I have one specific question for my hon. Friend the Exchequer Secretary. It was raised by my constituent Nicholas Clarke, who will be affected by the reduction in the lifetime limits on pensions. He has done the right thing by his family and saved into his pension fund, and he hopes not to be too far away from taking retirement. In the 2014 Finance Bill, an individual protection provision was introduced when the allowance limit was reduced previously. If the Minister does not have the information to hand, perhaps she will write to me about whether it is likely that a similar provision will be introduced to coincide with this reduction. This information would be most helpful to constituents such as Mr Clarke in planning for their retirement.

In the last few minutes, let me turn to a couple of themes relevant to the local government focus of today’s debate. On housing, I very much welcome the Chancellor’s announcement of the new Help to Buy ISA, which will be particularly useful in constituencies like mine. Our demographics show that the children of young families who moved to Milton Keynes in the 1980s, when there was a big expansion in growth, are now at an age when they want to buy their own homes. It is a perfectly natural and laudable aspiration. This new ISA, along with the stamp duty reform in the autumn statement, will help people to get their foot on the housing ladder.

Reference has been made to housing supply. In Milton Keynes, we are delivering. Our core strategy, agreed in 2013, provides for 28,000 homes over the next decade or so. The Government have helped to bring forward some of these developments—at Newton Leys in the western flank of my constituency, for example. I endorse the point made by my right hon. Friend the Member for South East Cambridgeshire (Sir James Paice), who said that we need to do all we can to bring forward these developments.

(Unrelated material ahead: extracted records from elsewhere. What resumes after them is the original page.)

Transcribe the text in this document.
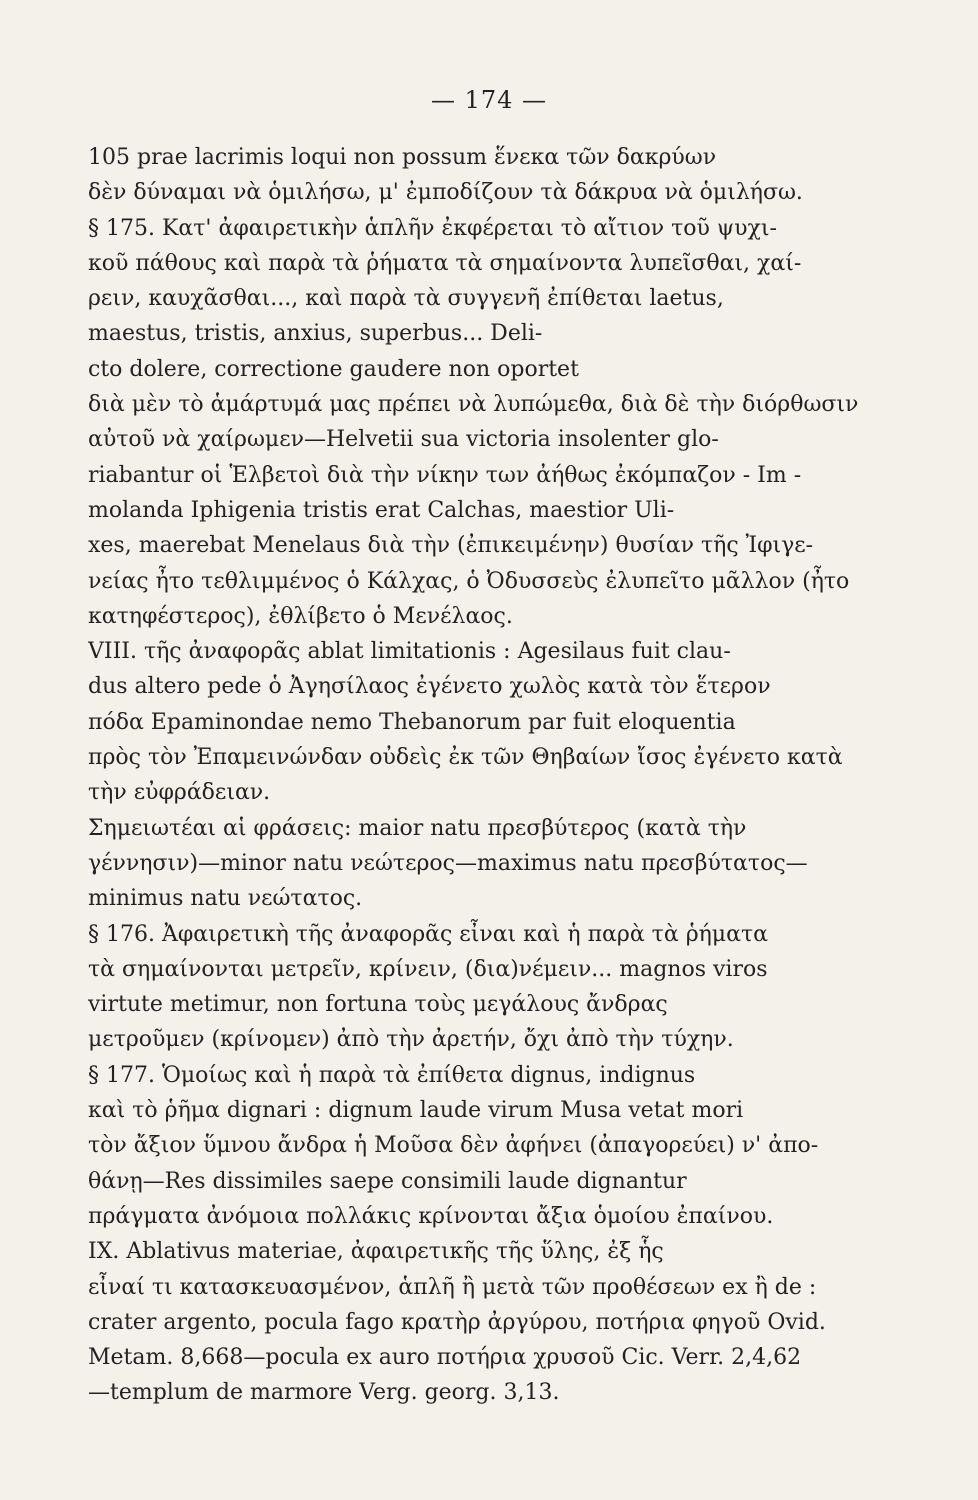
— 174 —
105 prae lacrimis loqui non possum ἕνεκα τῶν δακρύων
δὲν δύναμαι νὰ ὁμιλήσω, μ' ἐμποδίζουν τὰ δάκρυα νὰ ὁμιλήσω.
§ 175. Κατ' ἀφαιρετικὴν ἁπλῆν ἐκφέρεται τὸ αἴτιον τοῦ ψυχι-
κοῦ πάθους καὶ παρὰ τὰ ῥήματα τὰ σημαίνοντα λυπεῖσθαι, χαί-
ρειν, καυχᾶσθαι..., καὶ παρὰ τὰ συγγενῆ ἐπίθεται laetus,
maestus, tristis, anxius, superbus... Deli-
cto dolere, correctione gaudere non oportet
διὰ μὲν τὸ ἁμάρτυμά μας πρέπει νὰ λυπώμεθα, διὰ δὲ τὴν διόρθωσιν
αὐτοῦ νὰ χαίρωμεν—Helvetii sua victoria insolenter glo-
riabantur οἱ Ἑλβετοὶ διὰ τὴν νίκην των ἀήθως ἐκόμπαζον - Im -
molanda Iphigenia tristis erat Calchas, maestior Uli-
xes, maerebat Menelaus διὰ τὴν (ἐπικειμένην) θυσίαν τῆς Ἰφιγε-
νείας ἦτο τεθλιμμένος ὁ Κάλχας, ὁ Ὀδυσσεὺς ἐλυπεῖτο μᾶλλον (ἦτο
κατηφέστερος), ἐθλίβετο ὁ Μενέλαος.
VIII. τῆς ἀναφορᾶς ablat limitationis : Agesilaus fuit clau-
dus altero pede ὁ Ἀγησίλαος ἐγένετο χωλὸς κατὰ τὸν ἕτερον
πόδα Epaminondae nemo Thebanorum par fuit eloquentia
πρὸς τὸν Ἐπαμεινώνδαν οὐδεὶς ἐκ τῶν Θηβαίων ἴσος ἐγένετο κατὰ
τὴν εὐφράδειαν.
Σημειωτέαι αἱ φράσεις: maior natu πρεσβύτερος (κατὰ τὴν
γέννησιν)—minor natu νεώτερος—maximus natu πρεσβύτατος—
minimus natu νεώτατος.
§ 176. Ἀφαιρετικὴ τῆς ἀναφορᾶς εἶναι καὶ ἡ παρὰ τὰ ῥήματα
τὰ σημαίνονται μετρεῖν, κρίνειν, (δια)νέμειν... magnos viros
virtute metimur, non fortuna τοὺς μεγάλους ἄνδρας
μετροῦμεν (κρίνομεν) ἀπὸ τὴν ἀρετήν, ὄχι ἀπὸ τὴν τύχην.
§ 177. Ὁμοίως καὶ ἡ παρὰ τὰ ἐπίθετα dignus, indignus
καὶ τὸ ῥῆμα dignari : dignum laude virum Musa vetat mori
τὸν ἄξιον ὕμνου ἄνδρα ἡ Μοῦσα δὲν ἀφήνει (ἀπαγορεύει) ν' ἀπο-
θάνῃ—Res dissimiles saepe consimili laude dignantur
πράγματα ἀνόμοια πολλάκις κρίνονται ἄξια ὁμοίου ἐπαίνου.
IX. Ablativus materiae, ἀφαιρετικῆς τῆς ὕλης, ἐξ ἧς
εἶναί τι κατασκευασμένον, ἁπλῆ ἢ μετὰ τῶν προθέσεων ex ἢ de :
crater argento, pocula fago κρατὴρ ἀργύρου, ποτήρια φηγοῦ Ovid.
Metam. 8,668—pocula ex auro ποτήρια χρυσοῦ Cic. Verr. 2,4,62
—templum de marmore Verg. georg. 3,13.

I have some concerns. Some in Milton Keynes want to go outside this plan prematurely and look at other developments—at Salden Chase, for example. I think that is very short sighted. We should consider further expansion only when it is part of a broader and more strategic view that takes into account other developments such as the new garden cities at Bicester and other places nearby. If I am returned in a couple of months’ time, this is a civic discussion that I wish to lead.

Finally, and not unrelated, is the reform of business rates announced by the Government. I very much welcome it. Under the current system, Milton Keynes pays out far more than it receives, and I would like this review to look at that balance. I was very concerned by some of the comments of the right hon. Member for Leeds Central (Hilary Benn), particularly when he said that a Labour Government would look at rebalancing the distribution of support from central Government. I worry—Labour has not been open about this—that this will mean taking money from fast-growing areas such as Milton Keynes and redistributing it elsewhere.

I note with pleasure the Chancellor’s invitation for other areas to replicate what has been proposed for business rate retention in Manchester and in Cambridge. If re-elected, I shall encourage Milton Keynes council and the business community there to beat a path to his door to see whether we can arrange something similar. That will be important for funding the additional infrastructure we need if we are to continue to grow our housing.

I would also welcome the rebalancing of business rates between the large-scale businesses and the small high-street ones. I have both in my constituency: I have everything from the big John Lewis distribution centre right down to small and wonderful local shops.

This is a good Budget for the long-term success of Milton Keynes and the United Kingdom as a whole. I look forward to participating in our further growth in the next Parliament.